There’s a wicked, brilliant Russian version of the film, which in some ways I enjoy more than this, because it turns the whole concept on its ear. The corrupt society this movie imagines can’t even hold a candle to an actually corrupt one.

Spare, effective score by Kenyon Hopkins, who would go on to do the score for The Hustler but who probably imprinted himself on America’s brain most effectively through his work on ’70s TV shows like “The Odd Couple”, “The Brady Bunch” and “Mission: Impossible”.

Ultimately, though, it’s the blocking and lighting that make this great and something you can watch again and again. Director of Photography Boris Kaufman had won an Oscar for On The Waterfront, but I can’t help feeling he was on a short leash here. Lumet’s cinematic style would be hammered in over the next 50 years. It’s a good collaboration here.
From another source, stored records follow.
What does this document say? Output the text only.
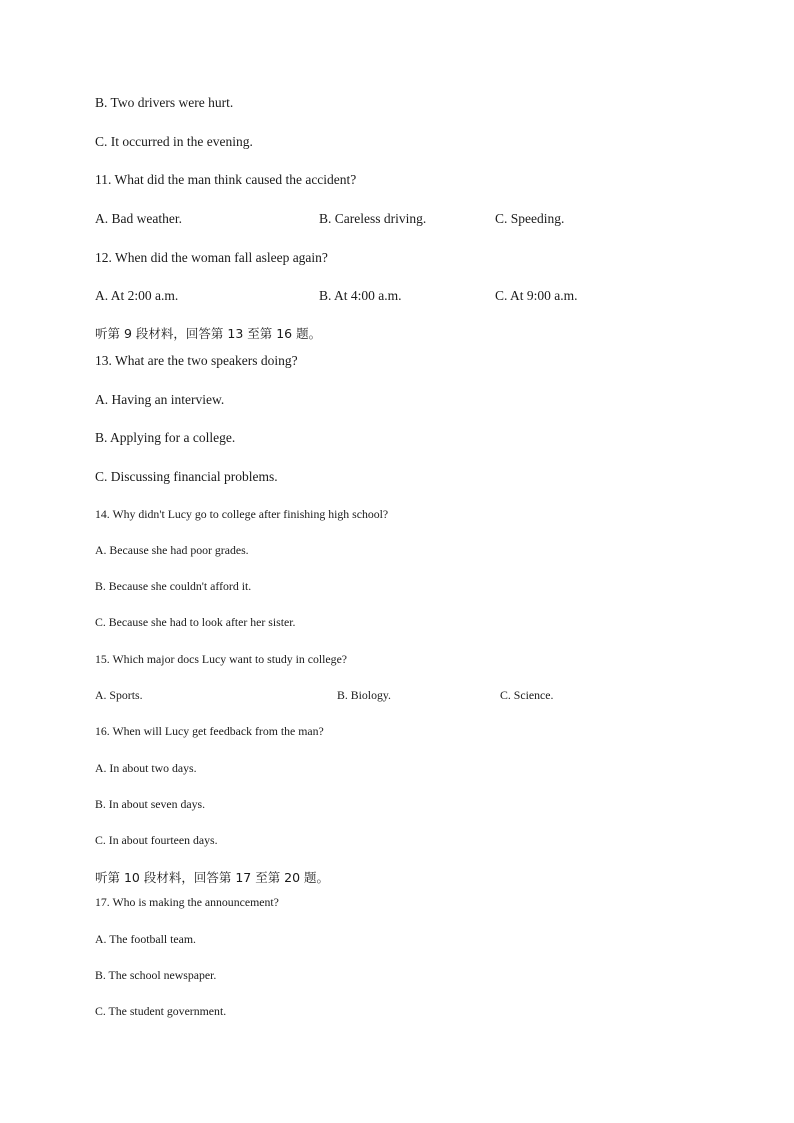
B. Two drivers were hurt.
C. It occurred in the evening.
11. What did the man think caused the accident?
A. Bad weather.	B. Careless driving.	C. Speeding.
12. When did the woman fall asleep again?
A. At 2:00 a.m.	B. At 4:00 a.m.	C. At 9:00 a.m.
听第 9 段材料，回答第 13 至第 16 题。
13. What are the two speakers doing?
A. Having an interview.
B. Applying for a college.
C. Discussing financial problems.
14. Why didn't Lucy go to college after finishing high school?
A. Because she had poor grades.
B. Because she couldn't afford it.
C. Because she had to look after her sister.
15. Which major docs Lucy want to study in college?
A. Sports.	B. Biology.	C. Science.
16. When will Lucy get feedback from the man?
A. In about two days.
B. In about seven days.
C. In about fourteen days.
听第 10 段材料，回答第 17 至第 20 题。
17. Who is making the announcement?
A. The football team.
B. The school newspaper.
C. The student government.
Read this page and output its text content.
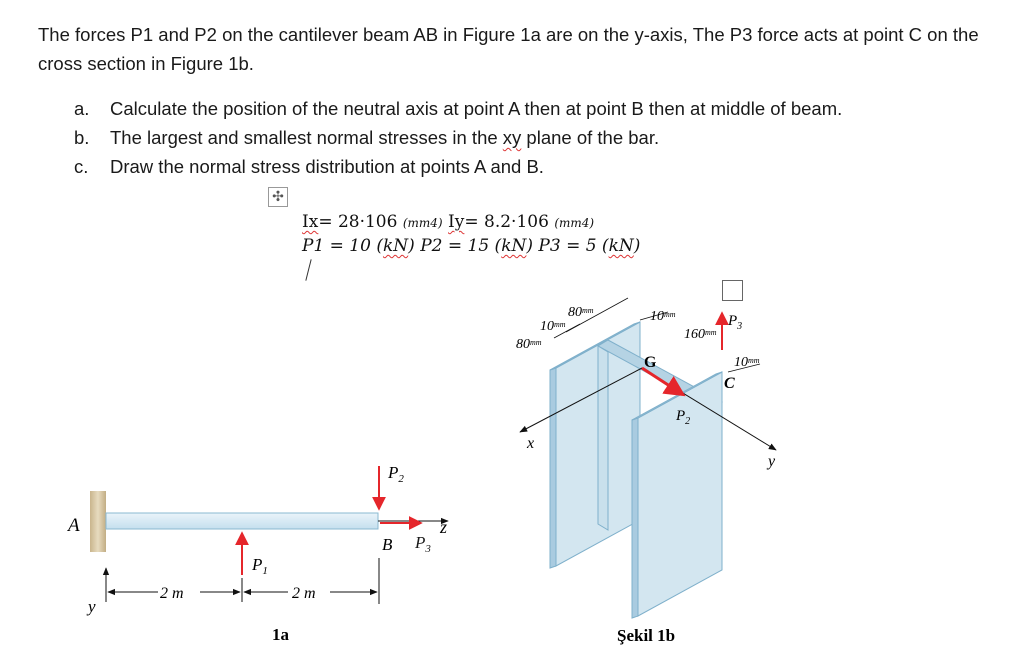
The forces P1 and P2 on the cantilever beam AB in Figure 1a are on the y-axis, The P3 force acts at point C on the cross section in Figure 1b.
a. Calculate the position of the neutral axis at point A then at point B then at middle of beam.
b. The largest and smallest normal stresses in the xy plane of the bar.
c. Draw the normal stress distribution at points A and B.
✣
Ix= 28·106 (mm4) Iy= 8.2·106 (mm4)
P1 = 10 (kN) P2 = 15 (kN) P3 = 5 (kN)
A	z
$P_3$
B
$P_2$
$P_1$
y
2 m	2 m
1a
x
y
G
$P_2$
$P_3$
C
$80^{mm}$
$10^{mm}$
$80^{mm}$
$10^{mm}$
$160^{mm}$
$10^{mm}$
Şekil 1b
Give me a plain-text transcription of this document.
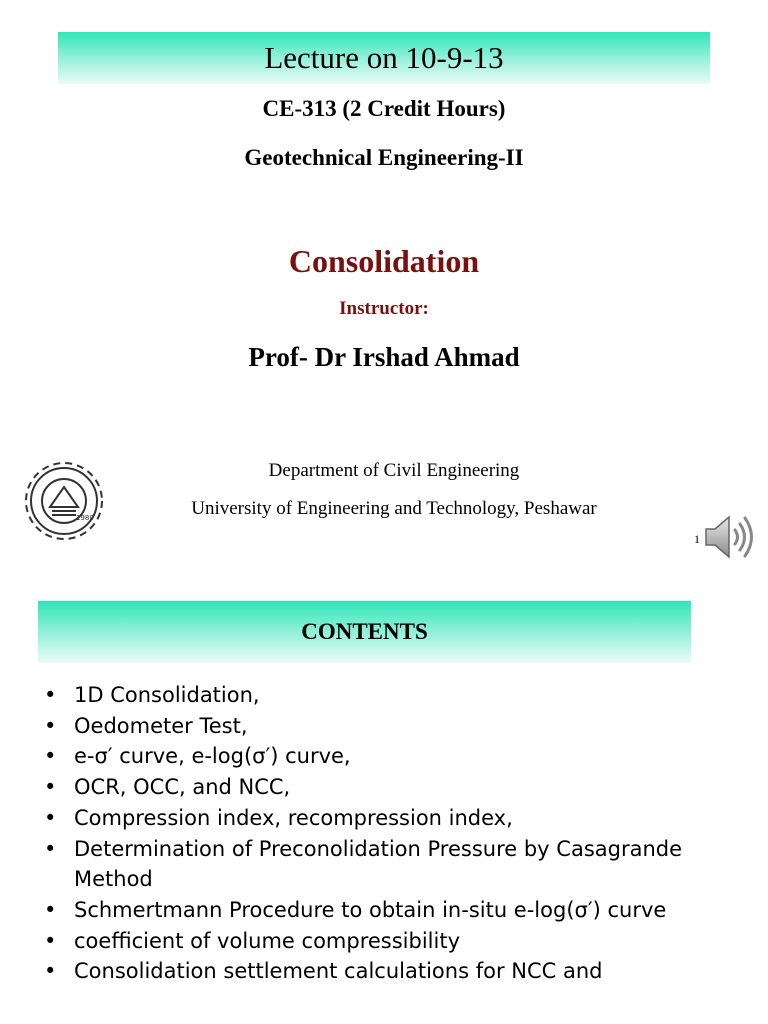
Lecture on 10-9-13
CE-313 (2 Credit Hours)
Geotechnical Engineering-II
Consolidation
Instructor:
Prof- Dr Irshad Ahmad
1980
Department of Civil Engineering
University of Engineering and Technology, Peshawar
1
CONTENTS
• 1D Consolidation,
• Oedometer Test,
• e-σ′ curve, e-log(σ′) curve,
• OCR, OCC, and NCC,
• Compression index, recompression index,
• Determination of Preconolidation Pressure by Casagrande Method
• Schmertmann Procedure to obtain in-situ e-log(σ′) curve
• coefficient of volume compressibility
• Consolidation settlement calculations for NCC and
This was on a double-feature with Witness for the Prosecution and would start the series of five films we would see in a row—the last three being Guys and Dolls, Casablanca and West Side Story—after which The Flower would declare we had seen all the good films.

He'd cut a bitch.

Sadly, Henry Fonda’s campaign to personally stab everyone who bought a ticket did not help the box office.